= Market run =

Purchasing spree caused by an anticipated shortage

A market run or run on the market occurs when consumers increase purchasing of a particular product because they fear a shortage. As a market run progresses, it generates its own momentum: as more people demand the item, the supply line becomes unable to keep up. This causes a local shortage, which in turn encourages further hoarding.

Examples include a run on the gasoline market following hurricane Katrina in 2005, an ammunition shortage following President Obama's election in 2008, and a run on toilet paper following a Johnny Carson joke on The Tonight Show in 1973.

== Relationship to panic buying ==
The phenomenon described as a market run is closely related to the well-studied economic behaviour known as panic buying, in which consumers purchase unusually large quantities of goods in anticipation of a shortage or crisis. In economics, panic buying refers to a rapid surge in demand driven by fear of future scarcity, often exacerbated by social influence and media reporting, which can itself create or worsen shortages.

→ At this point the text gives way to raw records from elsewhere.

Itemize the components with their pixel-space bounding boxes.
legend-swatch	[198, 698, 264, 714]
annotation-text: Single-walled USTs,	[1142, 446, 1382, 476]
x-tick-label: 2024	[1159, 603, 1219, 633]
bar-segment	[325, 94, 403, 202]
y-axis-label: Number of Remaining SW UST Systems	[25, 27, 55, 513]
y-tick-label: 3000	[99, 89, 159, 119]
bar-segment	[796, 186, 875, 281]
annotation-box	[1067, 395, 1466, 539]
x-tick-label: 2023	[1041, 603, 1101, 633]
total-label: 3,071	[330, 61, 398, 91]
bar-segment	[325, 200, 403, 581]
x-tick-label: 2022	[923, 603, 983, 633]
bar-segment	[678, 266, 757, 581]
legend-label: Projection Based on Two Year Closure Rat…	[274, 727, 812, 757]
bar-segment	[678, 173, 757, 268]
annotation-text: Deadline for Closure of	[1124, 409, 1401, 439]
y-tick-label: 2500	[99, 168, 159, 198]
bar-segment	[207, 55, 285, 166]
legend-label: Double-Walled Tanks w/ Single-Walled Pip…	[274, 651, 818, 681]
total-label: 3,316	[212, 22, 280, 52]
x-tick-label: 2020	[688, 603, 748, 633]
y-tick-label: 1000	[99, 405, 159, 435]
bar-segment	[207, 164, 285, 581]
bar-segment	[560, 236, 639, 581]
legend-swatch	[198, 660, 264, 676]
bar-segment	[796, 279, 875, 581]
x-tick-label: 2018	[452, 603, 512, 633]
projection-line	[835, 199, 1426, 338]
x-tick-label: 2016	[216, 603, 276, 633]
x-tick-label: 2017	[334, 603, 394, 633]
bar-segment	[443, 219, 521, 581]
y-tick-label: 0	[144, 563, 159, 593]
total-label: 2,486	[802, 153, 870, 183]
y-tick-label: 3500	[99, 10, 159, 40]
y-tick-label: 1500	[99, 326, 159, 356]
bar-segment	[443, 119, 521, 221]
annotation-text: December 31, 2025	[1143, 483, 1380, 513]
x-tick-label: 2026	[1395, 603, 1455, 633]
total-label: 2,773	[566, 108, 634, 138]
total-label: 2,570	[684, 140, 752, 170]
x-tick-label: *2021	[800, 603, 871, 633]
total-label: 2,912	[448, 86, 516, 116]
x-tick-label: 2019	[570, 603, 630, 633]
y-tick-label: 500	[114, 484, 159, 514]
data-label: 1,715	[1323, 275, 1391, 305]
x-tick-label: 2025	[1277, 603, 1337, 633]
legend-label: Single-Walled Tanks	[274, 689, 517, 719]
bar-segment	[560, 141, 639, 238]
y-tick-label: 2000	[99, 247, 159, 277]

Academic analyses describe panic buying as a response to anticipated supply disruptions, where consumers attempt to acquire essential goods before they become unavailable, leading to temporary shortages and stockouts even in well-supplied markets. Such behaviour has been observed across diverse contexts including health emergencies, natural disasters, and supply chain disruptions, and can generate self-fulfilling shortages when consumer actions outpace supply capacity.